Depending on schema, it can be a huge win if the database storage is structured this way and you have columns with a single common value that can be represented as NULL.

On the other hand, it makes some code somewhere painfully complex--either the application needs to know that "NULL is zero" or "NULL is true" or "NULL is 3 (3 being the most common value of whatever column)", or you need to use views everywhere to translate the NULL value into something sane from the application's point of view. It's not something to bother with unless you're talking about saving double-digit percentages of the total storage size, and you own the application and employ all of its users personally.

I kind of suspect that it still doesn't help in your vendor's application's case though.

Grauenwolf

@Zygo said:

Some databases actually do have cheap NULL storage. They use a bitmap in the row header that says which columns are NULL. Therefore each column costs 1 bit + the size of the column's data type *unless* the column is NULL in which case the cost is only one bit. I have no idea whether SQL Server is implemented this way.

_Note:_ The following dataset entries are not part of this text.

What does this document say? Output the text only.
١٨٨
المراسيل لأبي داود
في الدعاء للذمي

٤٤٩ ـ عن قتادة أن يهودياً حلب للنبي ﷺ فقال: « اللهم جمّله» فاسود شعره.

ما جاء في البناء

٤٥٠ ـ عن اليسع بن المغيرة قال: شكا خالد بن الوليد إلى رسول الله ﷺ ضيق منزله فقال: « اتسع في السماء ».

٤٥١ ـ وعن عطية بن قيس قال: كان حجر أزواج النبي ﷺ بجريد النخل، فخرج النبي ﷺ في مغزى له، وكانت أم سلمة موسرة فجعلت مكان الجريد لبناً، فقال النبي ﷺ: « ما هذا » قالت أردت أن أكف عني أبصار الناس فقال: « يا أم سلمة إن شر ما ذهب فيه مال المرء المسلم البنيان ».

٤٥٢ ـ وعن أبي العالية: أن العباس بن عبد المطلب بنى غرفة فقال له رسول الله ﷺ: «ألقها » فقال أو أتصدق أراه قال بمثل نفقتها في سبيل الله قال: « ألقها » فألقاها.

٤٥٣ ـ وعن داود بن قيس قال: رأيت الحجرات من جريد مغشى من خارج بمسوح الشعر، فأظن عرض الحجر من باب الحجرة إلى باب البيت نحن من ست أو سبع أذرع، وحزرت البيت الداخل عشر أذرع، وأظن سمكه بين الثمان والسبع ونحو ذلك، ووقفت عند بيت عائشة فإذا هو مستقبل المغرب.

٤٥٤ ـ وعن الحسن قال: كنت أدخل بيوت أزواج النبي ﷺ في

SQL Server does use a null bitmask.

kexugit

SQL Database Engine Blog

maldrich

@Grauenwolf said:

@Zygo said:
Some databases actually do have cheap NULL storage. They use a bitmap in the row header that says which columns are NULL. Therefore each column costs 1 bit + the size of the column's data type unless the column is NULL in which case the cost is only one bit. I have no idea whether SQL Server is implemented this way.

SQL Server does use a null bitmask.

kexugit

SQL Database Engine Blog

That is a great blog. I'd been reading it -- when I have the brain power (usually a little at a time, mornings :-)

While there is a null mask, I don't think that SQL Server does what Zyco describes. I believe a record consisting of fixed width columns (char, datetime, int, whatever) will have space allocated even in cases where the item is NULL. Each column will also be represented in the NULL bitmask, which indicates if the item is null or not null.

One test I've done for this is to make two test tables with a large number of fixed-width columns and check them with sp_spaceused. I could be wrong, but I'm pretty sure the nulls take the same amount of space, for a fixed width datatype, as the columns with values. The size reported for each table is the same.

Also, the blog entry has this to say (my emphasis):

"

Record structure

...

The record structure isn't relevant to a discussion on fragmentation but is for CHECKDB internals, so here it is:

record header

4 bytes long
two bytes of record metadata (record type)
two bytes pointing forward in the record to the NULL bitmap

fixed length portion of the record, containing the columns storing data types that have fixed lengths (e.g. bigint, char(10), datetime)
NULL bitmap

two bytes for count of columns in the record
variable number of bytes to store one bit per column in the record, regardless of whether the column is nullable or not (this is different and simpler than SQL Server 2000 which had one bit per nullable column only)

..."

Grauenwolf

I see what you mean. I only use varible length strings, so I wasn't counting that as a big cost. I can really see fixed-length strings can be a problem. And with that many rows even a bunch of null ints will be costly.

reed

Hey, you just need to change the storage to a filesystem with automatic compression. I bet if it was the right algorithm or configured right, the compression/decompression time would be worth trading for the massive amount of swap space used.